We are responsible for the racist

“…I am aware that no man is a villain in his own eyes.  Something in the man knows– must know– that what he is doing is evil; but in order to accept the knowledge the man would have to change.  What is ghastly and really almost hopeless in our racial situation now is that the crimes we have committed are so great and so unspeakable that the acceptance of this knowledge would lead, literally to madness.  The human being, then, in order to protect himself, closes his eyes, compulsively repeats the crimes and enters a spiritual darkness which no one can describe.

But if it is true and I believe it is, that all men are brothers, then we have the duty to try to understand this wretched man; and while we probably cannot hope to liberate him, begin working toward the liberation of his children.  For we, the American people, have created him, he is our servant; it is we who put the cattleprodder in his hands, and we are responsible for the crimes that he commits.  It is we who have locked him in the prison of his color.

It is we who have persuaded him that Negroes are worthless human beings and that it is his sacred duty, as a white man, to protect the honor and purity of his tribe.  It is we who have forbidden him, on the pain of exclusion from the tribe, to accept his beginnings when he and black people love each other, and rejoice in them, and use them; it is we who have made it mandatory– honorable– that white father should deny black son.  These are grave crimes indeed and we have committed them and continue to commit them in order to make money.”
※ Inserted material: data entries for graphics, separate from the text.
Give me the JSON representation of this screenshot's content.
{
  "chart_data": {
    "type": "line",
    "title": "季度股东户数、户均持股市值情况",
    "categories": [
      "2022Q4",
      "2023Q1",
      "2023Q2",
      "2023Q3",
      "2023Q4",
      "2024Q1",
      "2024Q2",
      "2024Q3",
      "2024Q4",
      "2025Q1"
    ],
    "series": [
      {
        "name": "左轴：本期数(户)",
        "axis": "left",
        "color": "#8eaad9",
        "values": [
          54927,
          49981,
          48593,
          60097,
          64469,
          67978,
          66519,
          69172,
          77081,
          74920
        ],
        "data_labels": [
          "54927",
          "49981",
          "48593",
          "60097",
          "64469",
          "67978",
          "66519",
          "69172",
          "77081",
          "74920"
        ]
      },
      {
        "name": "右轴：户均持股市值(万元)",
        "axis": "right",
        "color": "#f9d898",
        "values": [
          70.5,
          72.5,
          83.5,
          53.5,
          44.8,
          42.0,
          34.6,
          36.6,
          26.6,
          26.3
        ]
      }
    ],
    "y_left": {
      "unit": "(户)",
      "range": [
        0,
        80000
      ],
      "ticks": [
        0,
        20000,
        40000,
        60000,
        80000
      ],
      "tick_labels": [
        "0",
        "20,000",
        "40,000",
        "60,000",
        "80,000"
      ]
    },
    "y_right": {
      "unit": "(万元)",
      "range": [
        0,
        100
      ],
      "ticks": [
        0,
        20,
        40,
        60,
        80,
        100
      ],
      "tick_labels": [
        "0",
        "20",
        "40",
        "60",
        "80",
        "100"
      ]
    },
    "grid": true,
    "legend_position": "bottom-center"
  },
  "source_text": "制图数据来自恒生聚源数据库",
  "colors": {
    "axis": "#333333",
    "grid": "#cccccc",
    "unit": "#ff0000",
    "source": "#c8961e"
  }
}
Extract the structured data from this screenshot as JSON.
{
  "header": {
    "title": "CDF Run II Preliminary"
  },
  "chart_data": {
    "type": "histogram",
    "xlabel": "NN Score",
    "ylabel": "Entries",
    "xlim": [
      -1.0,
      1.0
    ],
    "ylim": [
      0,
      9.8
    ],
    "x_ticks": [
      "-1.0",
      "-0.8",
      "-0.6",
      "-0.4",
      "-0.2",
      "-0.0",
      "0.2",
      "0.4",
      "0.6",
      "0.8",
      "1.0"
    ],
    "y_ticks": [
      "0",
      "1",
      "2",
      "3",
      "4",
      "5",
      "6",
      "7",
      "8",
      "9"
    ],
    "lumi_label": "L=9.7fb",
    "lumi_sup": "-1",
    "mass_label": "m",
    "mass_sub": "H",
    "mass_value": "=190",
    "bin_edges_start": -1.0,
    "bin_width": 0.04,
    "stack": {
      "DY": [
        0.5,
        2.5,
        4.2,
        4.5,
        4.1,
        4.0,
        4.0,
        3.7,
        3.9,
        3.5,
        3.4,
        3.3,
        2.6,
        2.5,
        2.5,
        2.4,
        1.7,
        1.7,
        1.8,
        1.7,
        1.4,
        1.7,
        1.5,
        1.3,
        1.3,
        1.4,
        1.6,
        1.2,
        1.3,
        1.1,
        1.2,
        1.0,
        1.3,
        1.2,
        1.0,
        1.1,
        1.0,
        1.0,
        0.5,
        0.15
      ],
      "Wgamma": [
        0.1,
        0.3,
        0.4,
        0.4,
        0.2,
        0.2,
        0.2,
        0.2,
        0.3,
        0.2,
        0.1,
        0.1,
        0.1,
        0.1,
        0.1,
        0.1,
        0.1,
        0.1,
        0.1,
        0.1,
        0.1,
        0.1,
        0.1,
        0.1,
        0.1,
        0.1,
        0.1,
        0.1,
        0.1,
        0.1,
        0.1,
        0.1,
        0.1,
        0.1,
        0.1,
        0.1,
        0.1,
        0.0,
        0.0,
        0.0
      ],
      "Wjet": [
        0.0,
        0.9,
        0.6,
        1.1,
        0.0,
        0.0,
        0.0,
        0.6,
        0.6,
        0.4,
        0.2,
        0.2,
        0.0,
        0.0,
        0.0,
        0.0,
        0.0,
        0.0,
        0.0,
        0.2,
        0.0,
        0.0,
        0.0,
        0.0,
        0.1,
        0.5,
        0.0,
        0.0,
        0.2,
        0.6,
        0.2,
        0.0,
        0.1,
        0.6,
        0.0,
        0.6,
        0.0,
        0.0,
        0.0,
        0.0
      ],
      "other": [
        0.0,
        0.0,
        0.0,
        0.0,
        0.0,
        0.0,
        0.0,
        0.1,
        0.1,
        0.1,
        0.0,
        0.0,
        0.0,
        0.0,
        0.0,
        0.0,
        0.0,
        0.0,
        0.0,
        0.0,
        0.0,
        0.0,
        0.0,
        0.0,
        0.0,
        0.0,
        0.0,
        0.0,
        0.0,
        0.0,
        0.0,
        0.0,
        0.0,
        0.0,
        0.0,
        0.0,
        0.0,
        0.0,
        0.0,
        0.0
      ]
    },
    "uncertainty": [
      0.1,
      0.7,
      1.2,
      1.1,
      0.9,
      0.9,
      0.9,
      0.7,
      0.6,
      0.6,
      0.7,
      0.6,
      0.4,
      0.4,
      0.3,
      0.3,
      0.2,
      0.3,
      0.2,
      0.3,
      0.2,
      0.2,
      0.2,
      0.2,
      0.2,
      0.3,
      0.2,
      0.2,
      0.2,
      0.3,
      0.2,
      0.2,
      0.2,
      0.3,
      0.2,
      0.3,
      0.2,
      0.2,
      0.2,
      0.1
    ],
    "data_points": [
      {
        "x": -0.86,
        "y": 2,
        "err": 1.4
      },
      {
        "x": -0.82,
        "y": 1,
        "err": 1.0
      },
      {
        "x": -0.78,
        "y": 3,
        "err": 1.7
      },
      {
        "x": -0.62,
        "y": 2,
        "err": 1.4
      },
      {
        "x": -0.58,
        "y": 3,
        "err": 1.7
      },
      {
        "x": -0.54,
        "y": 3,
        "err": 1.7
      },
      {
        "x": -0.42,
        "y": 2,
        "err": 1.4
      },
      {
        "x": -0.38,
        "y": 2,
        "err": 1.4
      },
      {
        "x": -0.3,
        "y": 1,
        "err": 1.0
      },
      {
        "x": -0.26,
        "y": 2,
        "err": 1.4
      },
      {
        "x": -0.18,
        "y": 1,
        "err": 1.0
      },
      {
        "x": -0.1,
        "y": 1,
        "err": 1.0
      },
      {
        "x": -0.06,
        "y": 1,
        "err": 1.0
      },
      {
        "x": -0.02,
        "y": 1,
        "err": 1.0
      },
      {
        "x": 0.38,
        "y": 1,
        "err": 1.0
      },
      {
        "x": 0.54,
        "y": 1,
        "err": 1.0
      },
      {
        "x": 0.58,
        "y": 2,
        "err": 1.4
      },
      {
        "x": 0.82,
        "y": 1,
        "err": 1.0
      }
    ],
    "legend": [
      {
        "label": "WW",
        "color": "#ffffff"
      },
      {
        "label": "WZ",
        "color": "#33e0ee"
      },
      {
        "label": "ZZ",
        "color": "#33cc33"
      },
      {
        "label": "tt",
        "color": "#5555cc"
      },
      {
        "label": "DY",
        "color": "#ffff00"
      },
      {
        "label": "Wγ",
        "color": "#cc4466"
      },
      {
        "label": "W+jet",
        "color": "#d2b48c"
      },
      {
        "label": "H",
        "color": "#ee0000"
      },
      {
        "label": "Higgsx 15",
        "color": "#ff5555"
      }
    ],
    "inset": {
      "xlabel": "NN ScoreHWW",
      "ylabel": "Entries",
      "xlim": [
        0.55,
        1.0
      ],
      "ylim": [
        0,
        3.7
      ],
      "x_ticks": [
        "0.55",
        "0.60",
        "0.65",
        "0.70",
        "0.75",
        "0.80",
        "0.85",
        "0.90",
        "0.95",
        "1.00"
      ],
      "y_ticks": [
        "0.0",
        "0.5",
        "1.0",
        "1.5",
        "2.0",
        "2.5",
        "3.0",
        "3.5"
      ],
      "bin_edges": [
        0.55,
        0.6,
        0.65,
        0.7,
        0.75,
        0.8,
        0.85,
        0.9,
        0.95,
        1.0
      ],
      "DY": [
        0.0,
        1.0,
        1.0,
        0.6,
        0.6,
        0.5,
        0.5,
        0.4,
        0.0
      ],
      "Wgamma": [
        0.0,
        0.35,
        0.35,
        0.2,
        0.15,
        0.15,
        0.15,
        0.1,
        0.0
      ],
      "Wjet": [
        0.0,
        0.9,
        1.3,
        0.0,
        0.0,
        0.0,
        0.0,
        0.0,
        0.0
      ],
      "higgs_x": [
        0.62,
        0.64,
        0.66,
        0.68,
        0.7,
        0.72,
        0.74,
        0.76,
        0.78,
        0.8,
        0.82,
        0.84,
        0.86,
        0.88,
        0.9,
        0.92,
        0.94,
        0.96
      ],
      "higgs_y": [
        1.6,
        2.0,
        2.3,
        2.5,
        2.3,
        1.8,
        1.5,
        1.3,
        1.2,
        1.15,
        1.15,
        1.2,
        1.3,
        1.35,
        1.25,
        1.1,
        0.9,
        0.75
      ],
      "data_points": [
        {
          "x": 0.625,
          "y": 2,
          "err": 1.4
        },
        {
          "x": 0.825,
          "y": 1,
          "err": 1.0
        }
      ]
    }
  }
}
These are the words of the incomparable James Baldwin as written in his notes for Blues for Mister Charlie, a play based loosely on the tragic killing of Emmett Till and set in Plaguetown, U.S.A.  Baldwin writes, “The plague is race, the plague is our concept of Christianity: and this raging plague has the power to destroy every human relationship.”

While bound by the social categories of race in his descriptions, James Baldwin looses the reader in ways that I have not seen since.  While persons are not able to see the vision of a post- racial America, he offers, at least for me, a glimpse of things to come.  I believe that there is a cure for this plague and if we do not seek it and find it, race will destroy our ability to belong to ourselves and to each other.

But, as Baldwin points out, we must first take responsibility for what we have created.  We created race.  We spread it.  We were the cause for its outbreak.  We have done this to ourselves.

This is what I want to hear from others: “I take responsibility for my part in the spread of race and its traditions of hatred, bullying, exclusion and social favoritism.”  We cannot begin to talk about what “they” did to us, if we are not first willing to discuss and be held accountable for what we have done to ourselves.  What are you and I doing about race?

I am so tired of the blame game, of race cards, of pointing fingers, of playing the victim.  We made up these rules.  We sell the tickets and make a profit.  We sit in the stands, cheer and jeer.  We pick sides.  We train and coach and referee.  We keep score day after day after day.

And yes, we are responsible for the racist, the racist you and the racist me.  Baldwin concludes his notes writing, “We are walking in terrible darkness here and this is one man’s attempt to bear witness to the reality and power of light.”  Shine on me, Baldwin.  Shine on me.